Pagina:Bosboom-Toussaint, Majoor Frans enz (1888).pdf/384

Uit Wikisource
Deze pagina is proefgelezen

»En meent gij nu dat ge mij daar een compliment maakt, mijnheer Duarte?" vroeg de schilder op misnoegden toon. »Het is waarlijk zoo erg, of gij mij gingt prijzen omdat ik geen dief of lasteraar ben! Wat komt vriend- of vijandschap, wat komt de persoon te pas, bij de beoordeeling van het kunstwerk? Ik sta voor de schilderij: is zij goed, dan doet het mij goed, dan word ik warm, en dan verheug ik mij van ganscher harte: de wereld is een kunststuk rijker geworden! Zie ik eene croûte, ware die ook van mijn liefsten en rijkst gedecoreerden vriend, dan word ik koud en bedroefd, en — ik moet mijn leedwezen uitspreken zoowel als mijn enthousiasme. Ik kan niet anders…… en ik wil niet eens weten of anderen op gelijke wijle handelen jegens mij… ik geloof dat liefst als iets dat vanzelf spreekt."

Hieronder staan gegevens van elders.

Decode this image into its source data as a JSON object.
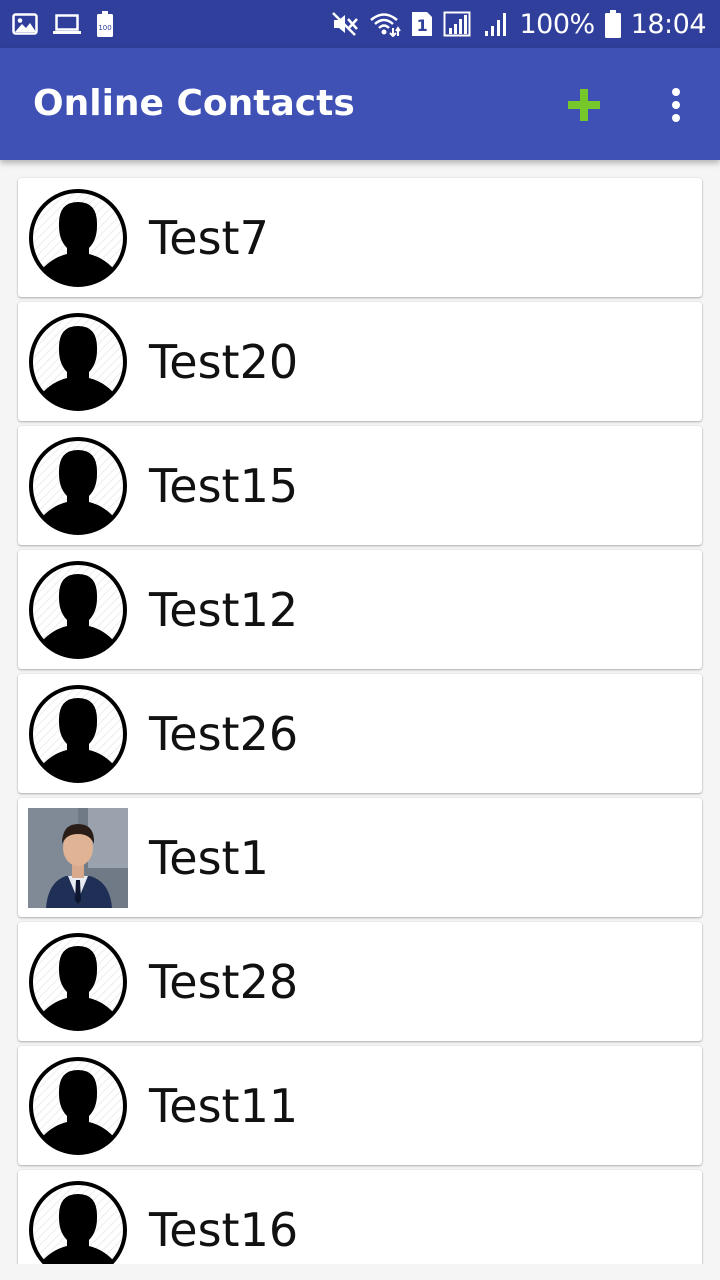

»Op uw leeftijd — verschoon mij dat ik er van spreek, gij draagt zoo onverbloemd uwe grijze haren — zijt ge toch wel naïef, mijnheer!" viel Marius in; »gij rekent buiten den naijver."

»Er behoort naijver te zijn, anders was er geen prikkel; maar die kleingeestige en egoïstische gloed, die van naijver in afgunst ontbrandt, kan niet in de ziel van een waar kunstenaar opvlammen. Wien ’t gegeven is een meesterstuk te scheppen, moge er God voor danken; de overigen moeten het bewonderen en trachten er van te leeren; navolgen, zonder nadoen."

»Als het in de werkelijkheid zoo ging, zouden we leven in de gouden eeuw der kunst," merkte Albert aan. »Ongelukkig is dat een ideaal."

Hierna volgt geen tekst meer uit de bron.